The problem with first impressions is you only get one. This is as true of any city as it is of the people who live there. Think about the places in your life that really held your attention, for good or for bad, and what that first glimpse made you feel. Did it make you think you'd arrived somewhere special? Did you want to post a photograph of it, or were you already thinking about where to next?
Some of the greatest cities in the world offer the most miserable of welcomes. London, coming from Heathrow, even on a good day, might sap the will to live. Melbourne, from Tullamarine, is all rusting rail curtilage and glass boxes. New York, from Newark, is a combination of something that looks like Hexham swamp and complete darkness. A threadbare doormat, it seems, can sometimes indicate a grand and inspiring interior.
Against these comparisons, Newcastle fares well. Arriving from Williamtown, a visitor to our city has a similar world class experience.
Ascending the Stockton bridge, the view is truly remarkable, briefly extending from the city through Fullerton Cove, and then out towards the valley. Then, rather dramatically, you're plunged at full speed into the coal piles of Kooragang Island. The drop, and the contrast, is so sharp that it deserves a soundtrack. Maybe Highway to Hell.
Few cities in the world can make a spectacular entrance out of their built and natural environments.
This is all a bit tongue in cheek. Those coal piles are part of our economy and our lives. To hide them would be inauthentic. A friend once suggested that it's in fact the visibility of coal and of industry that gives this city its progressive bent. Something like having to watch where your food comes from, I guess.
I'll admit the visitor experience of arriving in Newcastle, via Kooragang, is not one of our bigger problems. It is, however, low-hanging fruit when it comes to pushing a new and appealing image of Newcastle out towards domestic tourists, especially at a time when so many of them are looking for somewhere to go.
The most appealing, and I'd argue authentic, vista of our city is looking back from Stockon wharf. The sweep from east to west takes in almost every feature of what this region is all about; surf beaches, a busy port, hill-draped heritage, a changing skyline, all hemmed in by the valley and its peaks. From this angle, the city looks busy and charming. You get a sense of its scale, its walkability, and its landmarks. It's also thoroughly distinct; there is no other Australian city that looks like it.
Coming into Queens Wharf from Stockton, especially on a Friday or Saturday night, feels like arriving in a beautiful and vibrant metropolis. The city is lit up and the sounds of its waterfront restaurants drift out into the mix of the horns on its working harbour. This is Newcastle's best angle, its international angle, and yet a minority of visitors would ever see it.
Catching the bus out to the airport last week, I considered how circuitous the route from the city really is.
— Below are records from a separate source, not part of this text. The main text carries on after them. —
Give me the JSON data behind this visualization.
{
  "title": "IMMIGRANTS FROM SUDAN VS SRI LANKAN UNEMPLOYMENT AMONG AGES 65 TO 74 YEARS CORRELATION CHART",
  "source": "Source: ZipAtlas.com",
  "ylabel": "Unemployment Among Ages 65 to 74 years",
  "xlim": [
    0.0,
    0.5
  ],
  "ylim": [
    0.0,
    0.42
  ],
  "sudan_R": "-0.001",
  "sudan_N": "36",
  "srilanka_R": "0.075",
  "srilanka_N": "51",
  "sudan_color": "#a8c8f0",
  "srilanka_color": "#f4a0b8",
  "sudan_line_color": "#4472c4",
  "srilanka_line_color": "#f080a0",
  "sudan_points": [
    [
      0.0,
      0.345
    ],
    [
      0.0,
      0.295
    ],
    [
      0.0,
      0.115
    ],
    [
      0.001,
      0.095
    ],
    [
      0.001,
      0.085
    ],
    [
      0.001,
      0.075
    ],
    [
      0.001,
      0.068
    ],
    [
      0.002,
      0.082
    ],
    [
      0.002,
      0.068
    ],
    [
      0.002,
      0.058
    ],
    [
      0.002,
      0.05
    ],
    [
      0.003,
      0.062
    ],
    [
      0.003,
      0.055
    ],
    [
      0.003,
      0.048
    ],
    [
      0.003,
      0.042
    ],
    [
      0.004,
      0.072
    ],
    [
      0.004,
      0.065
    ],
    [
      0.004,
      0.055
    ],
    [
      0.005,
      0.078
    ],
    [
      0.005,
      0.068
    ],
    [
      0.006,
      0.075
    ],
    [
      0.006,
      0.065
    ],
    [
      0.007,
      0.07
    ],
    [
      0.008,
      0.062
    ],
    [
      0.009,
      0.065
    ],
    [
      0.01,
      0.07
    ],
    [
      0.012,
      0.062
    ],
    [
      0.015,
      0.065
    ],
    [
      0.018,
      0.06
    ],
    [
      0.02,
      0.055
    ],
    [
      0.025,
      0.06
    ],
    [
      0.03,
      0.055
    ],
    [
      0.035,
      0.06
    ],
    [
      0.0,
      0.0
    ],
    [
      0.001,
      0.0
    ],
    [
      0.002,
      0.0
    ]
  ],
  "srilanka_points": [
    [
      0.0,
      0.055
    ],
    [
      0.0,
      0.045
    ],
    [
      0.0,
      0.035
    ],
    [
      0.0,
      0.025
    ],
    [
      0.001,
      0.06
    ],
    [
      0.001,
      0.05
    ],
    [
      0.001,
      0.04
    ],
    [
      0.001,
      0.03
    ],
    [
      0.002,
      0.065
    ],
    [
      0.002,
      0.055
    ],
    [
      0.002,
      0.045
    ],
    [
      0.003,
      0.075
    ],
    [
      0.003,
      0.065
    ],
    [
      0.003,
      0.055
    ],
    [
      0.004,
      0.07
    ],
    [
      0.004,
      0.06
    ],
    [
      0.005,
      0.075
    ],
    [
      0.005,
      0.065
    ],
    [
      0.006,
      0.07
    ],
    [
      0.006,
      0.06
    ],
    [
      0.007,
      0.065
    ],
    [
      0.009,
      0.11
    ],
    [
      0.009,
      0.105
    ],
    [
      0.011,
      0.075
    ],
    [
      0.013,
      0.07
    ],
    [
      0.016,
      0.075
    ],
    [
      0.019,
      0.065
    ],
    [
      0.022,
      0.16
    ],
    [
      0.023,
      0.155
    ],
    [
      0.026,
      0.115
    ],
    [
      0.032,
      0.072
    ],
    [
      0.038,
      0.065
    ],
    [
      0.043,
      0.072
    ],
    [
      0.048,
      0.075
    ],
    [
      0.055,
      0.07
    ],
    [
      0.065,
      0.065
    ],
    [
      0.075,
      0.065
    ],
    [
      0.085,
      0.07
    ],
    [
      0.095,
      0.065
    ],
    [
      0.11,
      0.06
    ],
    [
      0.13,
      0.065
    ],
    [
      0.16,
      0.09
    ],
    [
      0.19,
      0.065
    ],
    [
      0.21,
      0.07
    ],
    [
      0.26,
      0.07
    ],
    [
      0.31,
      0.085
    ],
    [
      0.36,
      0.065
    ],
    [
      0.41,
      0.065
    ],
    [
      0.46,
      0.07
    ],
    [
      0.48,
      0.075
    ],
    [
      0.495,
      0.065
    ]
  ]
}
While it's convenient taking a seat at the Interchange and not getting up until Williamtown, the journey in and out is twice as long as driving from Stockton Wharf, which is separated from the city by a five-minute ride on the ferry.
As state borders come down and Australians look for local getaways, Newcastle is going to be in the spotlight. In addition to landmark events such as the New Annual festival, around 400 additional hotel rooms will come online within walking distance of Queens Wharf next year. Further investments in the city's dining and entertainment scene allow us to take out to the country a world class, urban experience that is made unique by peninsula setting and proximity to the rest of the region.
Few cities in the world can make a spectacular entrance out of their built and natural environments. To arrive in Newcastle by ferry, after a short and direct journey from Williamtown to the wharf, would immediately convey everything this city is about. The maritime origins are immediately obvious, so too the elegance of its heritage and industry. It is the view of Newcastle that someone will absorb, and then share on social media and in their stories.
Considering how visitors arrive in our city might sound foolish to some. There is, I admit, a touch of Keeping Up Appearances to it. But when you've got a city like Newcastle to show off, and millions of domestic tourists who remain, sadly, pretty unfamiliar with what it looks like, why not make something of it?
Just imagine stepping off that ferry into the activity and lights of Queens Wharf on a Friday night. What kind of city would you think you've arrived in, how many photos of it would you take on the approach, and how many people around the world will see them and want to know more?